Und doch geht es hier um mehr als um Gladiatoren, die zur Unterhaltung des Publikums um eine Lebenschance kämpfen. Junge Menschen, die um ihren Patz in der Gesellschaft ringen, waren zu allen Zeiten die idealen Fackelträger der jeweils herrschenden Ideologie. Ihr Enthusiasmus und ihre Naivität machen sie zur leichten Beute. Ihr heiliger Ernst, ihre verzweifelte Entschlossenheit macht Ideologie fühlbar. Von den Messdienern wird also ein Gesellschaftsideal vorexerziert. Es ist das Gesellschaftsideal des globalisierten Kapitalismus. Weinende Muttis im Kopftuch, dunkelhäutige Leistungsträger, Araberinnen im Bikini, farbenfrohe Trachten am Bühnenrand: Hier wird das Bild einer kunterbunten Gesellschaft zelebriert, in der jeder einen Platz hat, der eben ansicharbeitetleistungbringabliefert.

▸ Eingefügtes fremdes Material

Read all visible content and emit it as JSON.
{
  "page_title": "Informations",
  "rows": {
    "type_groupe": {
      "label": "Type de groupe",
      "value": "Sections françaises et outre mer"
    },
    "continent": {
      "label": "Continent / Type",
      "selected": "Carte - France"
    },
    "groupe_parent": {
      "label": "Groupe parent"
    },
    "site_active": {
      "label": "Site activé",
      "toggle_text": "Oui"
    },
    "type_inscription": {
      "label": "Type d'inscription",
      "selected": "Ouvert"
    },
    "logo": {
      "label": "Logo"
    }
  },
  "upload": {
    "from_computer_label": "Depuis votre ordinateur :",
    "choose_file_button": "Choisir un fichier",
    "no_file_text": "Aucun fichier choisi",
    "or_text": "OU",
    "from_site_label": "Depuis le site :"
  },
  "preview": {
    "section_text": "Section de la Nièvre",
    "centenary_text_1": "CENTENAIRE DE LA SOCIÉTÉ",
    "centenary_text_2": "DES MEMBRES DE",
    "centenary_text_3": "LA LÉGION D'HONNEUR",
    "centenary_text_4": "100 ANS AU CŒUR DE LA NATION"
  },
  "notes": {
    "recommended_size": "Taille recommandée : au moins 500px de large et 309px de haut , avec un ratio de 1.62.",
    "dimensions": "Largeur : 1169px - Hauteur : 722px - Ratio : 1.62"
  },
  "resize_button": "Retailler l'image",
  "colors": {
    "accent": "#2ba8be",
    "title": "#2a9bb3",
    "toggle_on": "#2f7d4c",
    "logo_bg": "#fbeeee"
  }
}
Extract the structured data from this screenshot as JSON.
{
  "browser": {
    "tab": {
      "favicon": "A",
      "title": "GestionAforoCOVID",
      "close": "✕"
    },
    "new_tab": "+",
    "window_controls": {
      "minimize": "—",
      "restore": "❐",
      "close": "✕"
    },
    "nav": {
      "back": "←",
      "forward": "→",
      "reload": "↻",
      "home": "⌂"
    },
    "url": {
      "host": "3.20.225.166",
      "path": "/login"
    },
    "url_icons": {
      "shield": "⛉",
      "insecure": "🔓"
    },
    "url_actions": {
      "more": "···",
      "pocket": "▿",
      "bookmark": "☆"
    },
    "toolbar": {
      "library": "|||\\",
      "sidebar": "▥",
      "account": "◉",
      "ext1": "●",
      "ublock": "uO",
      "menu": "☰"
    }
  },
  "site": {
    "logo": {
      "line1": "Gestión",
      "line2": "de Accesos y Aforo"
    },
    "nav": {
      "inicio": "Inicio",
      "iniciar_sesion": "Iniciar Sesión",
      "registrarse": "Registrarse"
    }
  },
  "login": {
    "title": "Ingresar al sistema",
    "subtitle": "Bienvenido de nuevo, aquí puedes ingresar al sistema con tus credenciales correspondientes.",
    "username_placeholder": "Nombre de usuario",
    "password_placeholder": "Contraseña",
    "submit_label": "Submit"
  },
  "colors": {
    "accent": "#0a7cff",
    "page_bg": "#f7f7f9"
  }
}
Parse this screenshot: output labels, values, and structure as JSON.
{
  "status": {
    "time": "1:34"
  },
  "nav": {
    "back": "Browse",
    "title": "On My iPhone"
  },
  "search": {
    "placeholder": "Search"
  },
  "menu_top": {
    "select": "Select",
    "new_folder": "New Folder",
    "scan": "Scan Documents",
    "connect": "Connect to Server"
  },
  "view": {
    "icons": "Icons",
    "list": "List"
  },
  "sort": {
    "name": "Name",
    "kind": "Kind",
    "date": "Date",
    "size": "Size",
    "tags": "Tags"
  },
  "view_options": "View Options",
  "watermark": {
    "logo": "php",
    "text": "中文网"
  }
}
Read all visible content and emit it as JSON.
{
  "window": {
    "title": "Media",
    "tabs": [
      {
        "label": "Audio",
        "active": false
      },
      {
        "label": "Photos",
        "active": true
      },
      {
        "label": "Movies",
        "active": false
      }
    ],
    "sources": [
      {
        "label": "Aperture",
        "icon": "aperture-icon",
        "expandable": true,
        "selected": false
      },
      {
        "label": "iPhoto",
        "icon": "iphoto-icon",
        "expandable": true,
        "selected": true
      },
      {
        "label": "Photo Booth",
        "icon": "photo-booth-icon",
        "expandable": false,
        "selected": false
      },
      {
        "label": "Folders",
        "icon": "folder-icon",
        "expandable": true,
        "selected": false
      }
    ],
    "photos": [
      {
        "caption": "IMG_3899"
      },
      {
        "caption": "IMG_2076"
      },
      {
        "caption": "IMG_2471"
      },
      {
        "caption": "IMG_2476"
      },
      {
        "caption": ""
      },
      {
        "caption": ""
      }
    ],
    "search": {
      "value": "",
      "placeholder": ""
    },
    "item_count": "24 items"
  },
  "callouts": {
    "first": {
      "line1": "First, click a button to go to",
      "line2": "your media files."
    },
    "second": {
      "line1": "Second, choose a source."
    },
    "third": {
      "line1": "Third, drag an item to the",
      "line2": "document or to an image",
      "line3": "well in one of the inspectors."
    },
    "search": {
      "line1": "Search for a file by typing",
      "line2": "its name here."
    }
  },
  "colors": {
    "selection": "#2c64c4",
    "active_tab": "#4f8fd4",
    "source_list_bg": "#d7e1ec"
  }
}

Schuld und Vergebung im Kapitalismus

Bei allem Zynismus über die Halbjahreskarrieren der Vorjahressieger: In der Kirche des Kapitalismus geschehen auch echte Wunder. Die Ausgeschlossenen erhalten die Chance, in die Gemeinschaft aufgenommen zu werden, wenn, ja wenn sie sich nur an die Gebote ihres Herren halten und hart an sich arbeiten, Leistung bringen, abliefern. Und den Gefallenen wird Vergebung ihrer Sünden gewährt, wenn sie sich in kleinen Einspielfilmchen tränenreich für ihre vergangenen Fehltritte um Vergebung bitten.

Der Mensch bleibt Mensch

Nur das Publikum, das ungezogene Gör, spielt nicht mit. Verweigert den Jury-Favoriten die Anrufe. Stimmt nach Sympathie ab, nicht nach Leistung. Denn oft wirken gerade die Kandidaten, die am abgeklärtesten die Logik der Show befolgen, kalt und berechnend. Und das Publikum will sich lieber identifizieren, verlieben, mitfiebern statt Leistung zu belohnen. Aber warum soll es der Kirche des Kapitalismus besser gehen als ihren Vorgängern. Der Mensch bleibt Mensch, und pfeift auf die Gebote.